In de novo drug design, computational strategies are used to generate novel molecules with good affinity to the desired biological target. In this work, we show that recurrent neural networks can be trained as generative models for molecular structures, similar to statistical language models in natural language processing. We demonstrate that the properties of the generated molecules correlate very well with the properties of the molecules used to train the model. In order to enrich libraries with molecules active towards a given biological target, we propose to fine-tune the model with small sets of molecules, which are known to be active against that target. Against Staphylococcus aureus, the model reproduced 14% of 6051 hold-out test molecules that medicinal chemists designed, whereas against Plasmodium falciparum (Malaria) it reproduced 28% of 1240 test molecules. When coupled with a scoring function, our model can perform the complete de novo drug design cycle to generate large sets of novel molecules for drug discovery.

Figures (17)

• Figure 1: Examples of molecules and their Smiles representation. To correctly create smiles, the model has to learn long term dependencies, for example to close rings (indicated by numbers) and brackets.

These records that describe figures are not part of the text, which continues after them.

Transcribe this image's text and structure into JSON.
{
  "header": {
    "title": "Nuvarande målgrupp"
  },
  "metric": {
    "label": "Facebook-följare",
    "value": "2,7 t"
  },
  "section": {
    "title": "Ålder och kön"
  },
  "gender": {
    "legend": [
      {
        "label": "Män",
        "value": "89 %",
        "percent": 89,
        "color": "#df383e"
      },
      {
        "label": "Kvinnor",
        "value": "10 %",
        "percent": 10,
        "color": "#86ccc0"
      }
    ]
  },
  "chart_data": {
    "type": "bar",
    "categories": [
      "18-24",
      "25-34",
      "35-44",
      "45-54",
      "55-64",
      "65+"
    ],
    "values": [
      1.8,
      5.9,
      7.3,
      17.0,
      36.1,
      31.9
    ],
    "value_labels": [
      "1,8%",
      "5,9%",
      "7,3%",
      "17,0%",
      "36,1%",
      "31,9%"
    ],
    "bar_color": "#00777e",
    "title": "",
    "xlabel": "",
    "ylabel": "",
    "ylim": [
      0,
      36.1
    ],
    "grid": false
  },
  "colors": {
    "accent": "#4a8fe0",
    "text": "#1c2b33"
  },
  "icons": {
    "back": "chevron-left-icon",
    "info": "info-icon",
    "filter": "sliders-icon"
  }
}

• Figure 2: a) Recursively defined RNN b) The same RNN, unrolled. The parameters $\theta$ (the weight matrices of the neural network) are shared over all time steps.
• Figure 3: The Symbol Generation and Sampling Process. We start with a random seed symbol $\mathbf{s}_1$, here c, which gets converted into a one-hot vector $\mathbf{x}_1$ and input into the model. The model then updates its internal state $\mathbf{h}_0$ to $\mathbf{h}_1$ and outputs $\mathbf{y}_1$, which is the probability distribution over the next symbols. Here, sampling yields $\mathbf{s}_2=$1. Converting $\mathbf{s}_2$ to $\mathbf{x}_2$, and feeding it to the model leads to updated hidden state $\mathbf{h}_2$ and output $\mathbf{y}_2$, from which can sample again. This iterative symbol-by-symbol procedure can be continued as long as desired. In this example, we stop it after observing an EOL (\\ n) symbol, and obtain the Smiles for benzene. The hidden state $\mathbf{h}_i$ allows the model to keep track of opened brackets and rings, to ensure that they will be closed again later.
• Figure 4: A few randomly selected, generated molecules. Ad = Adamantyl
• Figure 5: t-SNE projection of 7 physicochemical descriptors of random molecules from ChEMBL (blue) and molecules generated with the neural network trained on ChEMBL (green), to two unitless dimensions. The distributions of both sets overlap significantly.